ÓSCAR ESQUIVIAS. ESCRITOR
OPINIÓN

El hijo español de Laocoonte

Óscar Esquivias.
Óscar Esquivias.
JORGE PARÍS
Óscar Esquivias.

La catedral de Segovia tiene un esplendoroso conjunto de vidrieras renacentistas —recién restauradas— que son uno de los tesoros del arte español. Uno de los ventanales me ha llamado siempre la atención. El motivo central es la crucifixión de Cristo, pero en un panel lateral hay una escena muy curiosa: aparece una cruz en cuyo travesaño está enroscada una serpiente. Al pie, dos jóvenes se retuercen por el suelo, uno de ellos desnudo, oprimidos ambos por otra serpiente que los vence. Alrededor de los muchachos hay una multitud que asiste indiferente a su suplicio y mira hacia lo alto. De niño me perturbaba mucho esta composición que yo no sabía interpretar.

Se trata de un pasaje del Antiguo Testamento: Yahvé quiere castigar a los judíos (cuya fe había flaqueado a causa de las penalidades padecidas durante el éxodo hacia la Tierra Prometida) y les envía una plaga de serpientes, pero la intercesión de Moisés le aplaca y les concede que sanen de sus picaduras si miran a una serpiente de bronce colocada en lo alto de un estandarte (representado en Segovia con una cruz para reforzar el paralelismo de este episodio con la redención de Jesús).

Cualquier aficionado al arte reconoce en esta escena catedralicia un eco pagano: el del famoso grupo escultórico Laocoonte y sus hijos de los Museos Vaticanos. Esta obra ilustra un episodio de la guerra de Troya: la muerte del sacerdote Laocoonte y sus dos hijos, atacados por unas feroces serpientes marinas enviadas por Atenea como castigo por haber intentado evitar que el caballo de madera entrara en la ciudad. Virgilio lo contó con palabras conmovedoras en la Eneida.

El Laocoonte escultórico se daba por desaparecido y solo se conocía por testimonios literarios, gracias a una descripción de Plinio el Viejo. En 1506, sin embargo, la obra fue encontrada durante unas excavaciones realizadas cerca de la Domus Aurea, en Roma.
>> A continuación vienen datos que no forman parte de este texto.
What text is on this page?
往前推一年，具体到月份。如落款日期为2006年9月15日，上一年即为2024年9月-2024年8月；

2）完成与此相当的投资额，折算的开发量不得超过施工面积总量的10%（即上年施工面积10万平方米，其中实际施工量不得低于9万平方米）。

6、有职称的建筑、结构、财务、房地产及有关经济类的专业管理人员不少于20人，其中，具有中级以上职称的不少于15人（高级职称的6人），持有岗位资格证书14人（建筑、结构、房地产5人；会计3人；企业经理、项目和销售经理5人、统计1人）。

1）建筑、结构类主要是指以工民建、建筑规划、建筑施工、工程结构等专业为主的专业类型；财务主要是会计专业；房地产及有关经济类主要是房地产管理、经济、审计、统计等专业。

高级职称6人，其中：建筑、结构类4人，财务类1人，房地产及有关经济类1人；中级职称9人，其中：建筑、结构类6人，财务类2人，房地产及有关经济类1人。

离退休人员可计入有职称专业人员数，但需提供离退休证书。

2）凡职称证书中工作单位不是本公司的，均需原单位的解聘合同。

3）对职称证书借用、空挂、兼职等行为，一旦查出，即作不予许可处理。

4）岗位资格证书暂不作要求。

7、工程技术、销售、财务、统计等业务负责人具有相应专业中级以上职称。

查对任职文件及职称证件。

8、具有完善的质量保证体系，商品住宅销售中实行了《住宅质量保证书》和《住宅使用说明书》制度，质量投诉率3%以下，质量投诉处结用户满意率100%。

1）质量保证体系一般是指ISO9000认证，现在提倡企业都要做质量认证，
Este hallazgo extraordinario cambió el arte de su tiempo. Pronto circularon grabados que llevaron la imagen de la composición a los talleres de todos los pintores, escultores o vidrieros de Europa. El papa Julio II la compró y los artistas acudieron al Vaticano para estudiarla. Uno de ellos fue un joven castellano (no tendría los veinte años cuando llegó a Italia) que hacía poco se había quedado huérfano y estaba lleno de talento. Se llamaba Alonso Berruguete y pronto formó parte del círculo de artistas protegidos por Miguel Ángel. Como al genio florentino, esta obra rescatada de las fauces de la tierra le influyó muchísimo. José Moreno Villa llegó a escribir: "Alonso Berruguete no es hijo de Pedro Berruguete, sino del Laocoonte".

No sé qué habría pensado el siempre mesurado, dulce y elegante Pedro del arte brutal e hiperexpresivo de su hijo Alonso, de las anatomías violentadas de sus figuras, de sus composiciones llenas de energía y tensión (y, a veces, de erotismo). Alonso regresó a Castilla convertido en un artista revolucionario. Seguramente fue el más original y desmesurado entre aquellas "águilas españolas" que pasaron por Italia y trajeron el Renacimiento a España (Diego de Siloe, Bartolomé Ordóñez, Pedro Machuca, todos maravillosos artistas).

El Museo Nacional de Escultura de Valladolid le ha dedicado una exposición, titulada precisamente Hijo de Laocoonte: Alonso Berruguete y la Antigüedad pagana, en la que se subraya el sustrato clásico de un genio que, en Castilla, tuvo que dedicarse a la imaginería religiosa, ya que la Iglesia era la principal promotora o destinataria de las obras artísticas. Muchas de las piezas pertenecen a la propia colección del museo, pero aquí se muestran en un contexto muy revelador, ideado por el comisario Manuel Arias, junto a fondos procedentes del Museo del Prado o la Galería de los Uffizi. Estará abierta hasta el 5 de noviembre y todos los amantes del arte deberían verla para disfrutar y aprender.